The Sara-Placid Highway is the nine-mile section of New York Route 86 between Saranac Lake and Lake Placid.
Malone Farmer, October 5, 1910
It is now announced that the Saranac LakeāLake Placid improved road will not be constructed next year as heretofore contemplated by the state highway department, because it is a county road and the Essex county board of supervisors has decided to spend the money available next year along the Lake Champlain front instead of in the Western end of the county. This checks the plan of the village trustees and Good Roads Association of Saranac Lake to have Bloomingdale Avenue macadamized at state expense as a connecting link between state highways.
Lake Placid News, July 10, 1931
CONCRETE FOR THE SARANAC-PLACID ROAD
This newspaper is glad to add its voice in favor of a three-strip concrete highway between Lake Placid and Saranac Lake, when that broken-up road is finally rebuilt.
While officials have ruled for macadam highways within the confines of the Adirondack Park, it is believed in many quarters that concerted action on the part of the communities most affected may bring about a modification of the ruling so that what is undoubtedly the most-travelled piece of road in the Adirondacks may be constructed of concrete thirty feet wide.
Various Lake Placid and Saranac Lake civic bodies have passed resolutions favoring concrete for this road. Without doubt it will be built soon. Also without doubt it should be built of concrete, three strips wide.
The safety element on this highway, which during the height of the summer season is one mass of cars for about eighteen hours a day demands a wider-than-ordinary track. Motorists familiar with the three-strip road between Lake George and Glens falls or with the four-strip road running between New York and Albany know that both do much to lessen the number of accidents.

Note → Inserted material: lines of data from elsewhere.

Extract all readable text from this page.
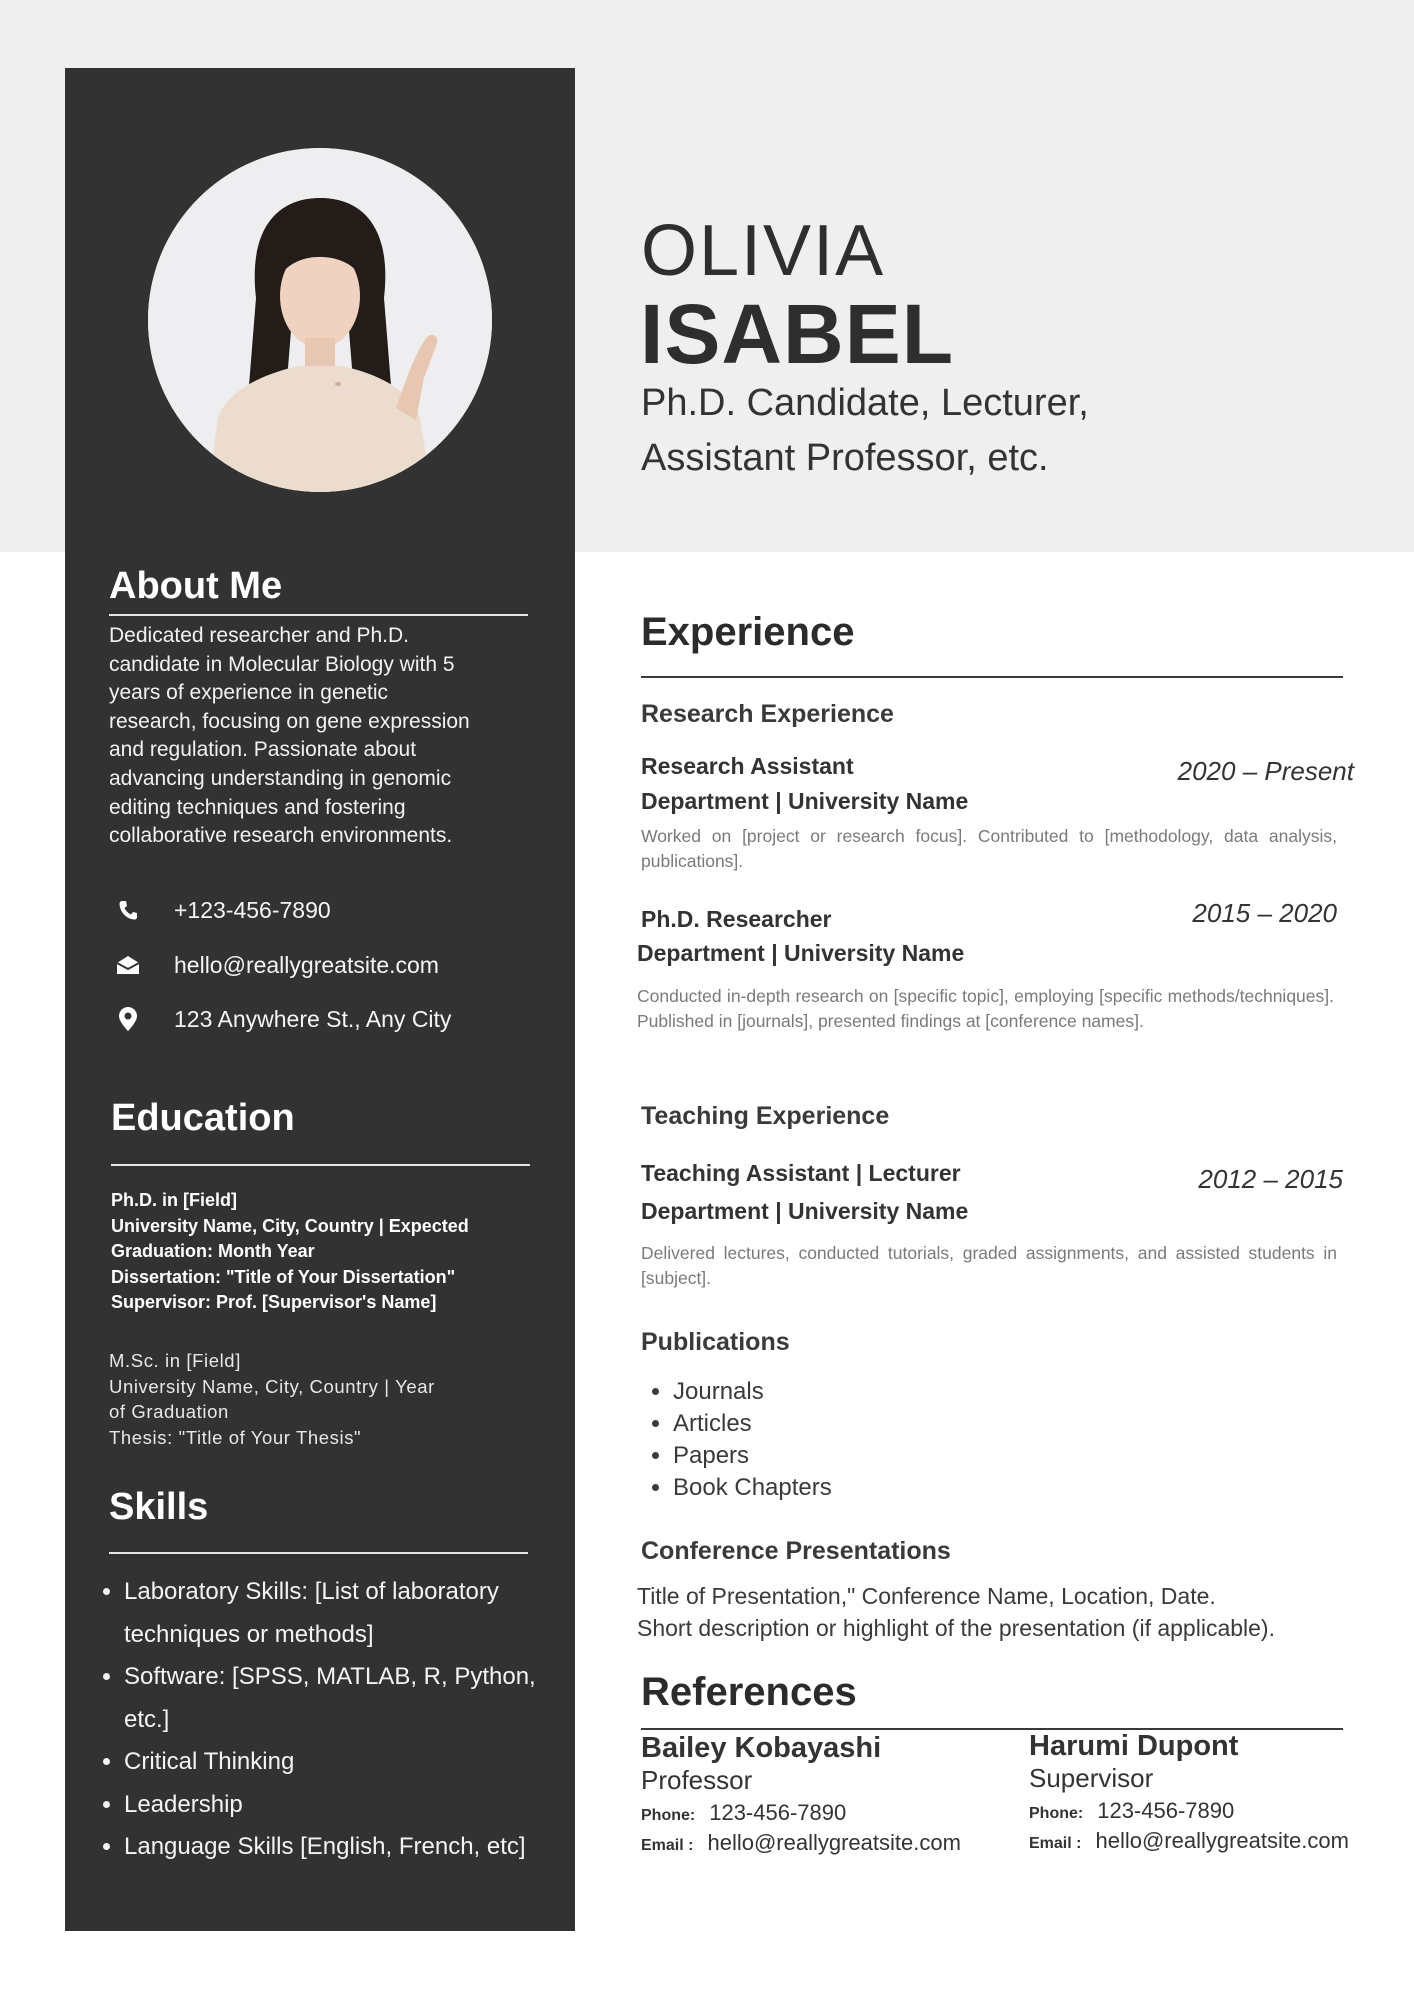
About Me
Dedicated researcher and Ph.D.
candidate in Molecular Biology with 5
years of experience in genetic
research, focusing on gene expression
and regulation. Passionate about
advancing understanding in genomic
editing techniques and fostering
collaborative research environments.
+123-456-7890
hello@reallygreatsite.com
123 Anywhere St., Any City
Education
Ph.D. in [Field]
University Name, City, Country | Expected
Graduation: Month Year
Dissertation: "Title of Your Dissertation"
Supervisor: Prof. [Supervisor's Name]
M.Sc. in [Field]
University Name, City, Country | Year
of Graduation
Thesis: "Title of Your Thesis"
Skills
• Laboratory Skills: [List of laboratory techniques or methods]
• Software: [SPSS, MATLAB, R, Python, etc.]
• Critical Thinking
• Leadership
• Language Skills [English, French, etc]
OLIVIA
ISABEL
Ph.D. Candidate, Lecturer,
Assistant Professor, etc.
Experience
Research Experience
Research Assistant	2020 – Present
Department | University Name
Worked on [project or research focus]. Contributed to [methodology, data analysis, publications].
Ph.D. Researcher	2015 – 2020
Department | University Name
Conducted in-depth research on [specific topic], employing [specific methods/techniques]. Published in [journals], presented findings at [conference names].
Teaching Experience
Teaching Assistant | Lecturer	2012 – 2015
Department | University Name
Delivered lectures, conducted tutorials, graded assignments, and assisted students in [subject].
Publications
• Journals
• Articles
• Papers
• Book Chapters
Conference Presentations
Title of Presentation," Conference Name, Location, Date.
Short description or highlight of the presentation (if applicable).
References
Bailey Kobayashi
Professor
Phone: 123-456-7890
Email : hello@reallygreatsite.com
Harumi Dupont
Supervisor
Phone: 123-456-7890
Email : hello@reallygreatsite.com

Enduring, smooth, safe concrete, thirty feet wide, along the ten-mile route between Lake Placid and Saranac Lake will be a needed boon to both villages, to this entire Adirondack section, and to the whole travelling public.
Let's get this road the way it ought to be!
Lake Placid News, September 2, 1932
NEW LAKE PLACID-SARANAC HIGHWAY MAY FOLLOW OLD DIRT RD.
At a meeting of Lee Irish, associate engineer of the Albany district of the state highway department with residents and officials of Lake Placid and Saranac Lake the proposed route for the new highway between the two villages was discussed.
The road will take the approximate course of the old dirt road leaving the present state highway a few hundred yards beyond Duprey's settlement of cabins and will extend back of Ray Brook sanatorium according to Willis Wells who attended the meeting. There was some discussion as to what approach the new highway would have into Saranac Lake. If rights of way are secured immediately and at reasonable cost the approach may follow Lake Flower avenue, coming out to the present highway near the N. V. A. sanatorium. The alternate would be the use of Pine street at the end of the old road. It is expected that a different roadbed will be made in the vicinity of the outlet here and upper portion of Saranac avenue.
James Shea accompanied Mr. Wells and Mr. Irish to Saranac Lake where they met with Wayne Timmerman, village manager, Lewis Graeves, village trustee, Ralph B. Leonard, president of the chamber of commerce, Andrew Callanan and Rodger Bouck, town board member.